For this system  create a policy in jamf, choose options -> Files and Processes,  add your command in the field "Execute Command".  Choose options -> General,  -> Execution Frequency, set to run once per user per computer. In the scope add your device.   This should Disable Handoff.  

Habib-Rahman
New Contributor III

Hi @burdett thank you for the advice I did what you said and done many restarts however this still not working. Screenshot 2021-09-07 at 19.48.34.png

It still shows as enabled however when I run this command manually i works:

 

sudo -u $(whoami) defaults write "$HOME/Library/Preferences/ByHost/com.apple.coreservices.useractivityd.plist" ActivityAdvertisingAllowed -bool no

 

 

I even have a Configuration Profiles >> Restrictions >> Functionality >>Allow Handoff (macOS 10.15 or later)

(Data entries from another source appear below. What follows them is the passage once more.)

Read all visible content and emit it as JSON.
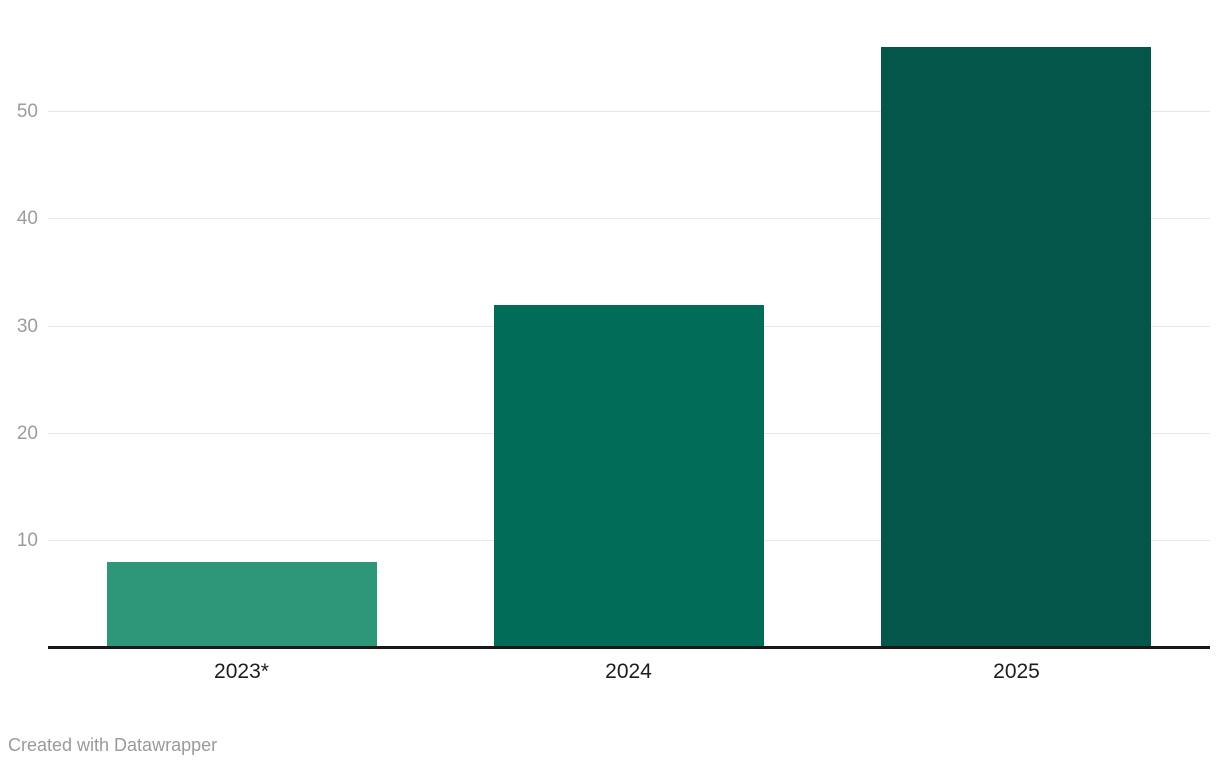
{
  "chart_data": {
    "type": "bar",
    "title": "",
    "xlabel": "",
    "ylabel": "",
    "categories": [
      "2023*",
      "2024",
      "2025"
    ],
    "values": [
      8,
      32,
      56
    ],
    "bar_colors": [
      "#2e9679",
      "#016d58",
      "#04564a"
    ],
    "yticks": [
      10,
      20,
      30,
      40,
      50
    ],
    "ylim": [
      0,
      56
    ],
    "grid": true,
    "legend": false,
    "axis_line_color": "#191919",
    "gridline_color": "#e7e7e7",
    "y_tick_label_color": "#9c9c9c",
    "x_label_color": "#1d1d1d"
  },
  "footer": {
    "attribution": "Created with Datawrapper"
  }
}
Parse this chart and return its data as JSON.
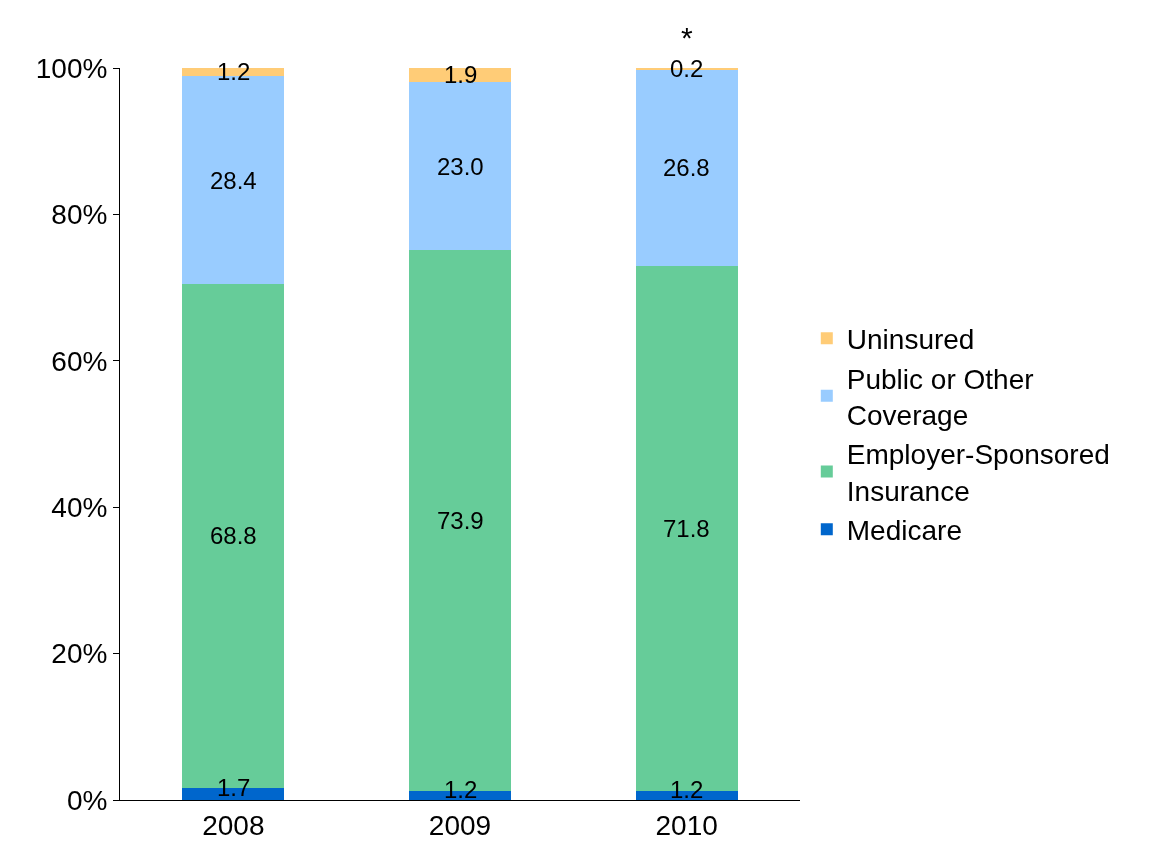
{
  "chart_data": {
    "type": "bar",
    "stacked": true,
    "categories": [
      "2008",
      "2009",
      "2010"
    ],
    "series": [
      {
        "name": "Medicare",
        "color": "#0066cc",
        "values": [
          1.7,
          1.2,
          1.2
        ],
        "value_labels": [
          "1.7",
          "1.2",
          "1.2"
        ]
      },
      {
        "name": "Employer-Sponsored Insurance",
        "color": "#66cc99",
        "values": [
          68.8,
          73.9,
          71.8
        ],
        "value_labels": [
          "68.8",
          "73.9",
          "71.8"
        ]
      },
      {
        "name": "Public or Other Coverage",
        "color": "#99ccff",
        "values": [
          28.4,
          23.0,
          26.8
        ],
        "value_labels": [
          "28.4",
          "23.0",
          "26.8"
        ]
      },
      {
        "name": "Uninsured",
        "color": "#ffcc77",
        "values": [
          1.2,
          1.9,
          0.2
        ],
        "value_labels": [
          "1.2",
          "1.9",
          "0.2"
        ]
      }
    ],
    "ylim": [
      0,
      100
    ],
    "yticks": [
      {
        "value": 0,
        "label": "0%"
      },
      {
        "value": 20,
        "label": "20%"
      },
      {
        "value": 40,
        "label": "40%"
      },
      {
        "value": 60,
        "label": "60%"
      },
      {
        "value": 80,
        "label": "80%"
      },
      {
        "value": 100,
        "label": "100%"
      }
    ],
    "annotations": [
      {
        "text": "*",
        "x": "2010",
        "y": 100
      }
    ],
    "legend": "right"
  }
}
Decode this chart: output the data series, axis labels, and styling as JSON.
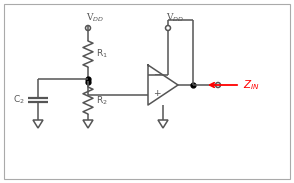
{
  "bg_color": "#ffffff",
  "border_color": "#aaaaaa",
  "line_color": "#555555",
  "red_color": "#ff0000",
  "dot_color": "#000000",
  "fig_width": 2.94,
  "fig_height": 1.83,
  "dpi": 100
}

Screenshot 2021-09-07 at 19.59.16.png

Even though I have turned it off, nothing seems like it's working? any ideas what else I can do please? 

Thank you so much.

Habib 

 

burdett
Contributor II

Habib-Rahman, When JAMF runs a command it runs it as an elevated account using the JAMF manager account.   I don't think

sudo -u $(whoami)

is returning the correct value.   For these older macOS < 10.15 I would create and test the script  thoule posted on ‎09-02-2016. This scrip is using a different method for setting the path for the users home folder.   For devices running current macOS > 10.52, Use a Configuration Profile with Restrictions Payload and uncheck uncheck Allow Handoff.

Habib-Rahman
New Contributor III

Hi @burdett - thank you for your reply I have macOS > 10.52, Use a Configuration Profile with Restrictions Payload and uncheck Allow Handoff, however it seems still not to be working as well, I have tested multiple times with different variants however for some this doesn’t seem to work. 

When you run this command on terminal it works defaults -currentHost write com.apple.coreservices.useractivityd ActivityAdvertisingAllowed -bool no

 But when I do the  Configuration Profiles >> Restrictions >> Functionality >>Allow Handoff (macOS 10.15 or later) nothing seems to happen.